The unit rate of the given is 30 yards per minute.

Page 44   Exercise 4   Problem 24

Given that, $420 for 15 tickets.

We need to determine the unit rate of the given and round the unit rate obtained to the nearest hundredth if needed.

Amount in dollars  =  $420

Number of tickets = 15

The unit rate is

Unite rate \(=\frac{\text { Amount in dollars }}{\text { Number of tickets }}\)

= \(\frac{420}{15}\)

= 28 dollars per ticket

The unit rate of giving is, 28 dollars per ticket

Page 44   Exercise 5   Problem 25

Given, the complex fraction is\(\frac{9}{\frac{1}{3}}\)

We need to simplify the given complex fraction.

Rewrite the given fraction as a division.

The expression becomes

\(\frac{9}{\frac{1}{3}}\) = \(\frac{9}{1}\) ÷ \(\frac{1}{3}\)

Multiply it by the reciprocal of \(\frac{1}{3}\) , we get 

\(\frac{9}{\frac{1}{3}}\) = \(\frac{9}{1}\) ÷ \(\frac{1}{3}\)

\(\frac{9}{\frac{1}{3}}\) = \(\frac{9}{1}\) × \(\frac{1}{3}\)

Simplifying it further, we get

\(\frac{9}{\frac{1}{3}}\) = \(\frac{9}{1}\) ×  \(\frac{1}{3}\)

= \(\frac{27}{1}\)

=  27

The value of \(\frac{9}{\frac{1}{3}}\) is equal to 27.

Page 44   Exercise 7   Problem 26

Given, the complex fraction is \(\frac{\frac{1}{6}}{1 \frac{3}{8}}\)

We need to simplify the given complex fraction.

Rewrite the given fraction as a division.

The expression becomes

Multiply it by the reciprocal of \(\frac{11}{8}\) , we get

\(\frac{\frac{1}{6}}{1 \frac{3}{8}}\)= \(\frac{1}{6}\) × \(\frac{8}{11}\)

Simplifying it further, we get

\(\frac{\frac{1}{6}}{1 \frac{3}{8}}\)= \(\frac{1}{6}\) ×  \(\frac{8}{11}\)

=  \(\frac{1}{3}\)×\(\frac{4}{11}\)

=  \(\frac{4}{33}\)

The value of \(\frac{\frac{1}{6}}{1 \frac{3}{8}}\) is equal to \(\frac{4}{33}\)

Page 44   Exercise 9   Problem 27

We need to find out which among the given is the same as 2,088 feet per minute.
(1) 696 Meters per minute
(2) 696 Yards per minute
(3) 696 Feet per minute
(4) 696 Yards per second

Convert the given, 2,088 feet per minute to meters per minute.

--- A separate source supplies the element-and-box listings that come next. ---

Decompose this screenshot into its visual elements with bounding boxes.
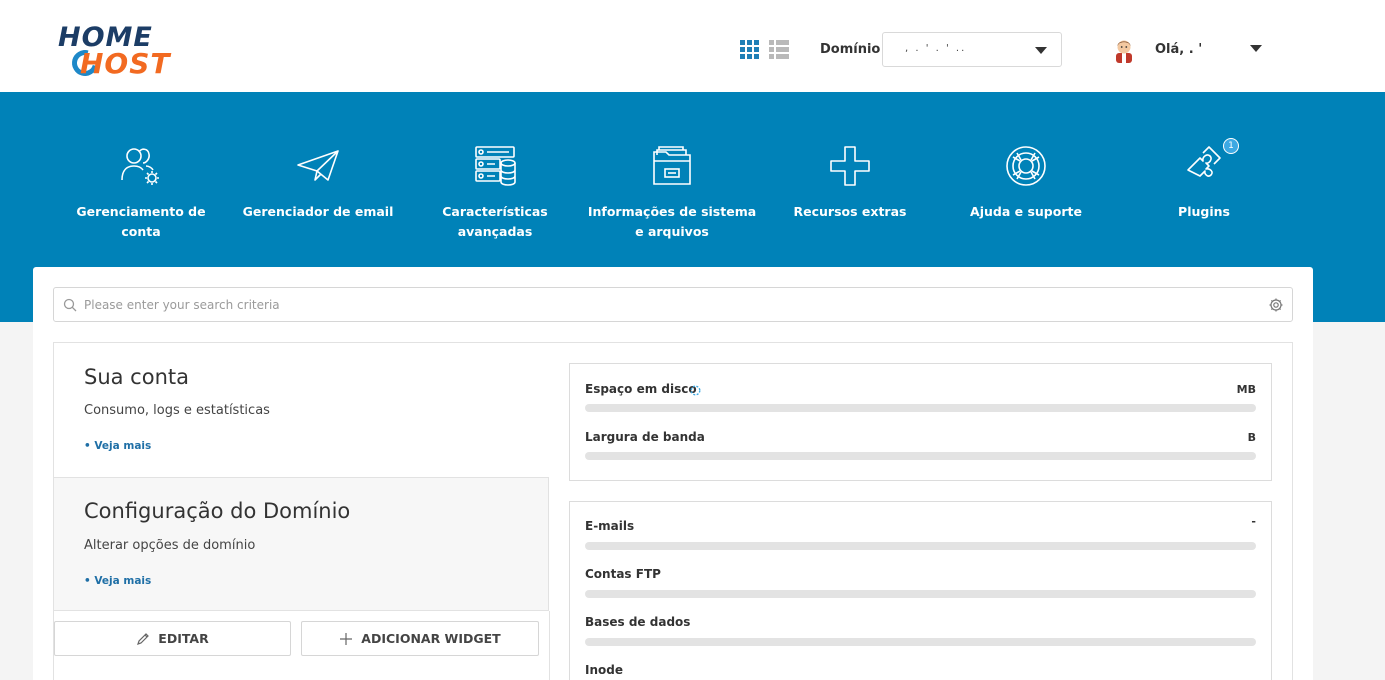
nav-item-label: Plugins xyxy=(1178,204,1230,219)
lifebuoy-icon xyxy=(1006,146,1046,186)
paper-plane-icon xyxy=(297,150,339,181)
emails-value: - xyxy=(1251,515,1256,528)
plugins-count-badge: 1 xyxy=(1223,138,1239,154)
avatar[interactable] xyxy=(1113,37,1135,63)
gear-icon[interactable] xyxy=(1269,298,1283,312)
nav-item-label: Recursos extras xyxy=(793,204,907,219)
nav-item-plugins[interactable]: 1 Plugins xyxy=(1119,138,1289,222)
domain-select-value: , . ' . ' .. xyxy=(905,43,967,54)
domain-card-title: Configuração do Domínio xyxy=(84,499,351,523)
bandwidth-progress-bar xyxy=(585,452,1256,460)
account-counts-widget: E-mails - Contas FTP Bases de dados Inod… xyxy=(569,501,1272,680)
nav-item-label: Ajuda e suporte xyxy=(970,204,1082,219)
bandwidth-label: Largura de banda xyxy=(585,430,705,444)
folder-files-icon xyxy=(653,146,691,185)
disk-space-progress-bar xyxy=(585,404,1256,412)
main-content: Sua conta Consumo, logs e estatísticas •… xyxy=(33,267,1313,680)
account-see-more-link[interactable]: • Veja mais xyxy=(84,440,151,452)
list-view-icon[interactable] xyxy=(769,40,789,59)
ftp-accounts-label: Contas FTP xyxy=(585,567,661,581)
emails-label: E-mails xyxy=(585,519,635,533)
resource-usage-widget: Espaço em disco MB Largura de banda B xyxy=(569,363,1272,481)
domain-config-card[interactable]: Configuração do Domínio Alterar opções d… xyxy=(54,477,549,611)
homehost-logo[interactable]: HOME HOST xyxy=(58,22,228,81)
column-divider xyxy=(549,611,550,680)
disk-space-label: Espaço em disco xyxy=(585,382,697,396)
plus-icon xyxy=(830,146,870,186)
nav-item-account-management[interactable]: Gerenciamento de conta xyxy=(56,144,226,242)
domain-card-subtitle: Alterar opções de domínio xyxy=(84,538,256,553)
nav-item-advanced-features[interactable]: Características avançadas xyxy=(410,144,580,242)
greeting-text: Olá, xyxy=(1155,42,1185,57)
databases-progress-bar xyxy=(585,638,1256,646)
edit-button[interactable]: EDITAR xyxy=(54,621,291,656)
loading-spinner-icon xyxy=(690,385,701,396)
add-widget-button-label: ADICIONAR WIDGET xyxy=(361,631,501,646)
disk-space-unit: MB xyxy=(1236,383,1256,396)
search-bar xyxy=(53,287,1293,322)
user-greeting: Olá, . ' xyxy=(1155,42,1202,57)
users-gear-icon xyxy=(121,148,159,185)
account-card[interactable]: Sua conta Consumo, logs e estatísticas •… xyxy=(54,343,549,478)
dashboard-panel: Sua conta Consumo, logs e estatísticas •… xyxy=(53,342,1293,680)
top-header: HOME HOST Domínio , . ' . ' .. Olá, . ' xyxy=(0,0,1385,92)
ftp-accounts-progress-bar xyxy=(585,590,1256,598)
server-database-icon xyxy=(475,146,516,186)
edit-button-label: EDITAR xyxy=(158,631,209,646)
add-widget-button[interactable]: ADICIONAR WIDGET xyxy=(301,621,539,656)
nav-item-label: Características avançadas xyxy=(442,204,548,239)
inode-label: Inode xyxy=(585,663,623,677)
nav-item-label: Informações de sistema e arquivos xyxy=(587,204,757,239)
nav-item-label: Gerenciador de email xyxy=(242,204,394,219)
domain-select[interactable]: , . ' . ' .. xyxy=(882,32,1062,67)
nav-item-label: Gerenciamento de conta xyxy=(76,204,206,239)
puzzle-icon xyxy=(1187,146,1221,177)
bandwidth-unit: B xyxy=(1247,431,1256,444)
account-card-title: Sua conta xyxy=(84,365,189,389)
search-icon xyxy=(63,298,77,312)
nav-item-extra-resources[interactable]: Recursos extras xyxy=(765,144,935,222)
pencil-icon xyxy=(137,632,150,645)
chevron-down-icon xyxy=(1035,47,1047,54)
nav-item-system-files[interactable]: Informações de sistema e arquivos xyxy=(587,144,757,242)
search-input[interactable] xyxy=(84,288,1254,321)
nav-item-help-support[interactable]: Ajuda e suporte xyxy=(941,144,1111,222)
account-card-subtitle: Consumo, logs e estatísticas xyxy=(84,403,270,418)
user-name: . ' xyxy=(1188,42,1203,57)
nav-item-email-manager[interactable]: Gerenciador de email xyxy=(233,144,403,222)
grid-view-icon[interactable] xyxy=(740,40,759,59)
domain-see-more-link[interactable]: • Veja mais xyxy=(84,575,151,587)
logo-text-host: HOST xyxy=(80,47,171,80)
domain-label: Domínio xyxy=(820,42,881,57)
user-menu-chevron-icon[interactable] xyxy=(1250,45,1262,52)
add-icon xyxy=(340,632,353,645)
databases-label: Bases de dados xyxy=(585,615,691,629)
emails-progress-bar xyxy=(585,542,1256,550)
disk-space-label-text: Espaço em disco xyxy=(585,382,697,396)
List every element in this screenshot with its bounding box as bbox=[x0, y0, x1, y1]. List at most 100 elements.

Converting we get \(\frac{2088 \text { feet }}{1 \text { minute }}=\frac{2088 \text { feet }}{1 \text { minute }} \times \frac{0.3048 \text { meters }}{1 \text { feet }}\)

= \(\frac{2088 \times 0.3048 \text { meters }}{1 \text { minute }}\)

=  636.42 meters per minute

Convert the given to yards per minute \(\frac{2088 \text { feet }}{1 \text { minute }}=\frac{2088 \text { feet }}{1 \text { minute }} \times \frac{0.3333 \text { yards }}{1 \text { feet }}\)

= \(\frac{2088 \times 0.3333 \text { yards }}{1 \text { minute }}\)

=  696 yards per minute

Thus. Option (2) is correct.

696 yards per minute is the same as 2,088 feet per minute.